En un lejano país vivían unos reyes muy ancianos; pronto morirían y estaban preocupados por quién heredaría el trono. Tenían tres hijos que podrían sucederles, pero había un problema: los tres príncipes eran… tres guarretes. ¡Unos auténticos cerditos!
El más pequeño no se duchaba nunca. Como mucho, para “limpiarse” se daba baños de barro, y no de un barro cualquiera, sino con barro de porquera. ¡Vaya peste desprendía en las cenas de palacio! ¡Cualquiera se sentaba a su lado!
El príncipe mediano también era un cerdete. Se comía los mocos, sí, pero eso era lo de menos; se alimentaba de cosas peores. Por ejemplo, si iba paseando por un camino y por allí había pasado un rebaño de ovejas dejando un reguero de redondas y duritas cagarrutas… ¡Sí! El se agachaba y no dejaba ni una.
Al mayor de los tres príncipes le encantaba tirarse pedos. Hasta ahí bie, que eso todos lo hacemos, pero es que él no paraba. Más que un culo, tenía una metralleta. ¡Y cómo olían! Aquello hedía a bicho muerto.
Ante este panorama, el rey y la reina se lamentaban:
– ¡Vaya tres hijos tenemos! El pequeño que no se ducha, el mediano un comecacas y el mayor nos atufa. ¿Qué podemos hacer? ¡Ya está! Le daremos el trono al príncipe que se vuelva limpio y huela a flores.
Se lo propusieron al cerdito pequeño, el que no se duchaba.

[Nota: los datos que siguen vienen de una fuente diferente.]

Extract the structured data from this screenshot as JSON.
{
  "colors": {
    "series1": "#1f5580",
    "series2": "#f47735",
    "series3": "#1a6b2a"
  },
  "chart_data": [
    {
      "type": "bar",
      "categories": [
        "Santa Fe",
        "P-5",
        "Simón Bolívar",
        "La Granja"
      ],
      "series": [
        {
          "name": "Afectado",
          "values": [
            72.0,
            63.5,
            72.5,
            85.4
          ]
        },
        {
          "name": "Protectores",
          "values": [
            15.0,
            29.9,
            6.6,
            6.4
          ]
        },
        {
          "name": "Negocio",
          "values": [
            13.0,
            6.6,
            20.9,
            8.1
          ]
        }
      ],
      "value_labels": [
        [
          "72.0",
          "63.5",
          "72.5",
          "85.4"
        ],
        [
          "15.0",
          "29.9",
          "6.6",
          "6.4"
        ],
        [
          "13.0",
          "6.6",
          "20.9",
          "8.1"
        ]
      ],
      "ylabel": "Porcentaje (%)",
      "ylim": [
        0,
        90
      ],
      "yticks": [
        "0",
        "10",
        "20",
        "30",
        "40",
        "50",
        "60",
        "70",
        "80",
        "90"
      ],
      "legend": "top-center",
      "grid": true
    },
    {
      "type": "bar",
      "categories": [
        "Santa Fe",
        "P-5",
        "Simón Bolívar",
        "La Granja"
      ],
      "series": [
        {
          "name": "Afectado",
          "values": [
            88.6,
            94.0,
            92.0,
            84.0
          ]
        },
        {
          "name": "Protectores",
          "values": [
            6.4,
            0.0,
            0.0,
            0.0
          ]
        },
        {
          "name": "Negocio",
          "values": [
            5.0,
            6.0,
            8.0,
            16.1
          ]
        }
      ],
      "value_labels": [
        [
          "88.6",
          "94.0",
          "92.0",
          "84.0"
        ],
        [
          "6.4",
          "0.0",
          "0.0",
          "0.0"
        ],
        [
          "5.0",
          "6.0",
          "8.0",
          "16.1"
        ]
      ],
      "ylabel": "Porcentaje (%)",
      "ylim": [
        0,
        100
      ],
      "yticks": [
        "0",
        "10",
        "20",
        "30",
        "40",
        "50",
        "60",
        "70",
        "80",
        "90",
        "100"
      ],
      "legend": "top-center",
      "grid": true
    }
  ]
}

-¿Volverme limpio? ¿Abandonar a mis amigos los puercos por un simple trono? ¡Ni en broma! Yo me quedo como estoy -respondió muy convencido.
El cerdito mediano, el que comía cacas, tampoco estuvo por la labor:
-¿Y por qué habría de cambiar mi dieta? Si comer cacas fuese malo hace tiempo habría enfermado, pero no ha sido así. ¡Mirad mi cuerpo serrano!
El mayor de los príncipes, el torpedero del reino, dijo:
-Bueno… yo con tal de ser rey… Ser rey es algo importante ¡Acepto! No volveré a tirarme nunca más un pedo. Lo prometo.
Todos se fueron a dormir y el cerdito mayor se acostó muy contento, pensando que iba a ser un rey, que tendría corona y todo eso. Pero por la mañana, nada más levantarse, le entraron unas ganas tremendas de tirarse un buen cuesco. Consiguió aguantar unos segundos, pero el aire se acumulaba en su barriga hasta que ¡¡¡PPPRRRRR!!!
La reina escuchó la ruidosa ventosidad y se dirigió muy enfadada a la habitación de los tres cerditos:
-¡Lo he escuchado! ¡Se ha oído en todo el palacio!
-Lo siento, madre, pero no puedo controlarlo -dijo el mayor de los príncipes -. Soy un pedorro.
-¡Largo! ¡Fuera todos de aquí ahora mismo! -gritó la reina-. ¡Salid del reino y no volváis nunca!
Los tres príncipes se marcharon lejos, muy lejos. Fundaron sus propios reinos y, como pudieron seguir siendo cerditos, allí fueron para siempre felices y comieron perdices (y el mediano cacas, ya sabes).